Sunday, June 04, 2006


I cooked fish for dinner last night: Moroccan-style tilapia grilled over mesquite. It sounds sophisticated; it wasn’t. The Moroccan seasoning required a large number of alternatives and tilapia should never be grilled because the white flesh is really too delicate for rough BBQ handling. I’m not a chef but I do own The Joy of Cooking.

A cookbook like The Joy of Cooking is akin to technical handbooks. It’s a diverse store of well-indexed and organized information. When I realized that I didn’t have the spices I required to prepare my white-fish vision (an unfortunate “shite-fish” typo wouldn’t have been far off the mark), I knew I could find alternates in my favourite kitchen handbook. Unfortunately, “spice alternatives” wasn’t listed in the index. Nor was “alternatives—spices.” But I knew that they were there since I had relied on them before (who actually has saffron in their kitchen!). My knowledge about the contents of the work were developed through the practice of working with it.

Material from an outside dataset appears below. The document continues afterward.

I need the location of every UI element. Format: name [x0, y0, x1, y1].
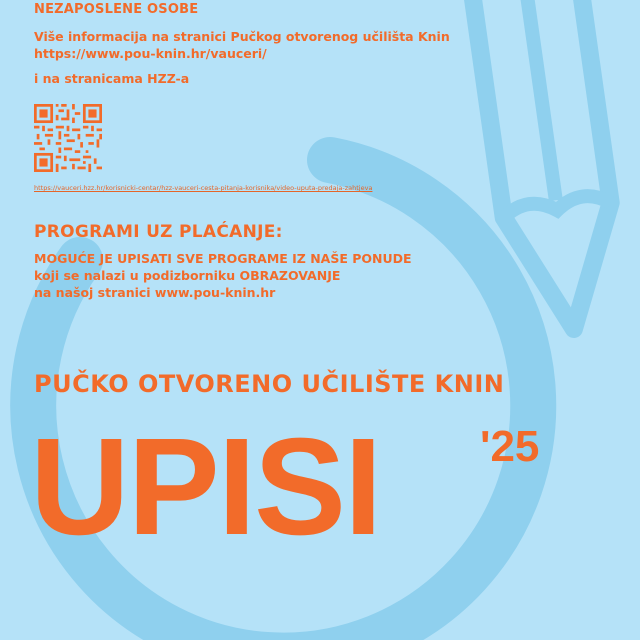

This insight goes contrary to some of the other thoughts I’ve had recently. My preoccupation has been the idea of social memory and how authors—particularly early authors of technical handbooks—were required to engineer their creations to capitalize on existing memory practices. The works, in essence, had to be palatable to and understandably by the intended audience. Hence, we see the use of apologia and extended theoretical introductions that invoke the names of Aristotle and Archimedes.

What’s missing from my analysis of the authors’ actions is some consideration of the readers and how the documents themselves had to evolve towards some sort of convergence—“closure” in SCOT terminology—for the handbook to really emerge. Consideration of the practices of both the professional reader and the author is required.